Sin embargo, la línea dramática es la más cultivada en esta clase de producciones, destacando las cualidades conflictuadas de estos caracteres y exprimiendo sus particularidades parafílicas y psicológicas, desde aquella risible producción del Amo del Cine Barato Ed Wood Jr. Titulada “Glen o Glenda”(1959), probablemente el mejor ejemplo de aparatosidad dramática de inquietudes fetichistas jamás filmado, con el mismo Wood como inevitable protagonista una vez que él mismo sucumbiera a las prendas de angora femeninas en la intimidad (como se puede apreciar en la excelente cinta que sobre su vida hiciera el también excéntrico Tim Burton con un Johnny Depp convincente y comprometido en el papel), hasta las aproximaciones llenas de pathos elucubradas por el manchego Pedro Almodóvar, quien posee una tradición en desacralizar incluso la figura de quien porta las exuberantes personalidades y atavíos de sus personajes principales, desde Miguel Bosé en “Tacones Lejanos” (1991) hasta Gael García Bernal en “La Mala Educación”(2006), despojándolos de su fálica condición para imbuirlos de visceralidad y quebrantamiento emocional. Otros ejemplos de reciente factura que destacan por su notable tratamiento al respecto son “Hedwig And The Angry Inch” (Mitchell, E.U., 2001), loable en su tratamiento plástico con una mise en scéne lúdica y música energética; “Madame Satá” (Ainouz, Brasil, 2002), travesti extraído de acontecimientos reales donde lidia con su doble existencia a la par que cocina, ama, cría a su hijo y entra y sale de las prisiones de Río de Janeiro y “Desayuno en Plutón”(Jordan,G.B., 2005), barroca exploración de un hombre femenino (Cillian Murphy) que deambula las sucias calles de un Londres siempre en estado victoriano.

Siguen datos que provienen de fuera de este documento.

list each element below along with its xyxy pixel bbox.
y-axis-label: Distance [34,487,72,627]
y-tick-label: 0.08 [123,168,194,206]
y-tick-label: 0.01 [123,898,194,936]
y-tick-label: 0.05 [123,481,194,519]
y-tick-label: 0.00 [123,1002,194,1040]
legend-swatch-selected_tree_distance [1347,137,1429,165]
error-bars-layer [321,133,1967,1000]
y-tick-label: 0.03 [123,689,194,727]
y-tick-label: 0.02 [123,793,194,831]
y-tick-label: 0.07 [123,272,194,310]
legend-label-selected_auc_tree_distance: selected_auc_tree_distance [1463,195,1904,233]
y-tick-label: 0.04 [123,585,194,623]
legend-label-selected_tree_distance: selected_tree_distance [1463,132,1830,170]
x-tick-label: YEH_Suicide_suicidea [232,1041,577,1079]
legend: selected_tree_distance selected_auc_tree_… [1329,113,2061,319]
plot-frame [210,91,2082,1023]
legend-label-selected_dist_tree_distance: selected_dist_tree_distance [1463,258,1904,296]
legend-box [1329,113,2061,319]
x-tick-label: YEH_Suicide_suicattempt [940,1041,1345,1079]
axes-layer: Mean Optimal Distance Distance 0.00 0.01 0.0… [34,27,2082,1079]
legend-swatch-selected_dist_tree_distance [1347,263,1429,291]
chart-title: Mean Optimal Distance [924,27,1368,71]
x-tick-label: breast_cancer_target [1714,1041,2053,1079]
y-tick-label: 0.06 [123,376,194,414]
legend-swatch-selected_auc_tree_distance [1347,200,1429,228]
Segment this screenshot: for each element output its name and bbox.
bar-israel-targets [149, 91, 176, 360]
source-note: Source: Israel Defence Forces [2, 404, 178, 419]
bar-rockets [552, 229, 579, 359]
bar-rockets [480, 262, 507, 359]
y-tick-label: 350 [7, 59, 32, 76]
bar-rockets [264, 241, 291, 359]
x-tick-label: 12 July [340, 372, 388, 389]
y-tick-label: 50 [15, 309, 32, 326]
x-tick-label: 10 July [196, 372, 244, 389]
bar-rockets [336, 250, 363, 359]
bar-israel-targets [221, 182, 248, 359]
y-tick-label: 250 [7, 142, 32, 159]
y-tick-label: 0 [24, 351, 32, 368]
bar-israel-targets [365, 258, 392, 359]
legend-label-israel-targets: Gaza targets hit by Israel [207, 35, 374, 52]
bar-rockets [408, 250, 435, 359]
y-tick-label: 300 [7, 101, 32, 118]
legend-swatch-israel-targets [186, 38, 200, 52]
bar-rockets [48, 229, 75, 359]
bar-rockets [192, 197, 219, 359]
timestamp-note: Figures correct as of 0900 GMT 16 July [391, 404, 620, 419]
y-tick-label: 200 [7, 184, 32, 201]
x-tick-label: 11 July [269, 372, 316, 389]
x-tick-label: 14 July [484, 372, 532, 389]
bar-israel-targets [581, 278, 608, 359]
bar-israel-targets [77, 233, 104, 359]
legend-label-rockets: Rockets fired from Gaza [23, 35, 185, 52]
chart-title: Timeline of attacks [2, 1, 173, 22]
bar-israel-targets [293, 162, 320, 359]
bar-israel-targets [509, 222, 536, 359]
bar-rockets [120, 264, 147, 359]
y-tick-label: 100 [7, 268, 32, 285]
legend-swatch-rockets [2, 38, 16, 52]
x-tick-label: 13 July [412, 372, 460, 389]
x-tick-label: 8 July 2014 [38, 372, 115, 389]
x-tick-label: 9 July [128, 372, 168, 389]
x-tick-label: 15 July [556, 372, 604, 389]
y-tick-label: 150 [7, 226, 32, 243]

Son estos algunos de los retratos que lega el cine para comprender esa perfecta alineación que brota del conflicto, una vez que Marte y Venus son uno mismo y proyectan un panorama que unifica los conceptos de aversión y fascinación aún si en nuestra recatada y pueblerina sociedad hidrocálida aún continúa siendo motivo de escándalo. Mutatis Mutandis.
Nota: Las cintas mencionadas se encuentran a la renta en la Videoteca del C.C. Casa Jesús Terán.